De la crédibilité de l’opposition
Globalement, l’opposition algérienne n’est pas crédible. La population la rejette en le manifestant régulièrement à l’occasion de chaque élection générale et continue de donner une prime au courant islamo-conservateur ; c’est assez dire que les partis dits démocratiques ont échoué à nouer le moindre lien significatif avec les populations. Une opposition digne de ce nom ne boycotte pas une élection présidentielle à laquelle elle peut présenter jusqu’à 15 candidats d’envergure nationale. Elle ne hisse pas le drapeau noir en guise de deuil pour protester contre la réélection d’un président qui n’a nullement instauré la présidence à vie mais seulement supprimé la limitation du nombre de mandats présidentiels, ce qui n’est tout de même pas la même chose. L’état d’urgence, en vigueur depuis 18 ans, n’a nullement empêché les démocrates de se réunir, de se concerter ou de publier des communiqués. Ce sont eux qui se sont toujours montrés incapables de faire émerger le plus petit commun dénominateur sur quelque sujet que ce soit. Qu’on ne prétende pas, en tout cas, que le pouvoir cherche à diviser «le camp démocratique». Il n’en a nul besoin : les «démocrates» s’en chargent eux-mêmes, et semble-t-il, avec force allégresse.
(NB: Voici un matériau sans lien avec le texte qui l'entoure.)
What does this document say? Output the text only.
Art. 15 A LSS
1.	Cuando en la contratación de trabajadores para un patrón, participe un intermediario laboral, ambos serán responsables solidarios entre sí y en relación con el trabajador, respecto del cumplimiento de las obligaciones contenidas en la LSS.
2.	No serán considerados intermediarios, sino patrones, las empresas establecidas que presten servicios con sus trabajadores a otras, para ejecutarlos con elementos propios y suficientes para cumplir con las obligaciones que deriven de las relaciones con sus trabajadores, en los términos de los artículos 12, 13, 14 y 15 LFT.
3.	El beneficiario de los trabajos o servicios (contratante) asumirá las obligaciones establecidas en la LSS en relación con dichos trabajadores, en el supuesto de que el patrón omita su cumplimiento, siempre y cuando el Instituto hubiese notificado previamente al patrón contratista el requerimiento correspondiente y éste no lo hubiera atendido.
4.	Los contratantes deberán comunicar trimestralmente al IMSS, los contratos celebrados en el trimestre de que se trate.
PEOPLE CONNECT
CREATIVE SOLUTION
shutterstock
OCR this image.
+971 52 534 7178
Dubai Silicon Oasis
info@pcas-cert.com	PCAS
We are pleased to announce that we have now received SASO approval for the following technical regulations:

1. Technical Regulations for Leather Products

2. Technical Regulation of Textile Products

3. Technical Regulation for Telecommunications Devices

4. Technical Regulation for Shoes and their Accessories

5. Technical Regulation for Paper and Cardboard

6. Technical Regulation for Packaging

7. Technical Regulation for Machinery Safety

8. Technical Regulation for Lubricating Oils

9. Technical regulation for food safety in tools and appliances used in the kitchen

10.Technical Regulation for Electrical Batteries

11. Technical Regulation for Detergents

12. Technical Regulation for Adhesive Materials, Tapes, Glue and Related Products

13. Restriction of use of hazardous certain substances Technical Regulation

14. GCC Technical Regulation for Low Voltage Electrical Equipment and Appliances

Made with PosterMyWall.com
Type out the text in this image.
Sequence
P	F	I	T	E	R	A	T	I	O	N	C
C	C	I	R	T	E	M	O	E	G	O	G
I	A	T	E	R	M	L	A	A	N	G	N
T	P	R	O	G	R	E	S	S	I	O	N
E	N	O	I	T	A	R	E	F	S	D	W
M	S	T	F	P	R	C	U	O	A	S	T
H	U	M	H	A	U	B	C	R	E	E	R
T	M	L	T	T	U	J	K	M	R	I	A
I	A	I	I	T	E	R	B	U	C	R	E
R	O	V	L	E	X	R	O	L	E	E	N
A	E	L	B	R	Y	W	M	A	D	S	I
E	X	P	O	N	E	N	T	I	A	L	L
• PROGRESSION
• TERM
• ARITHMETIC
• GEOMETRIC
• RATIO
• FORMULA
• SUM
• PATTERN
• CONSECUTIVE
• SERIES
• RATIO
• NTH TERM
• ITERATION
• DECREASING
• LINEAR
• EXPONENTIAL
L’état d’urgence n’a nullement empêché l’ancien SG du FLN, Abdelhamid Mehri, de déclarer, il y a trois mois, à l’occasion d’une réunion publique organisée par le FFS, que «ceux qui ont pris le pouvoir en 1962 ont trahi l’esprit du 1er Novembre 1954» (accusation gravissime, s’il en est), alors que tout le monde sait que le président de la République actuel était visé, au même titre que A. Ben Bella et bien sûr l’état-major général de feu H. Boumediène.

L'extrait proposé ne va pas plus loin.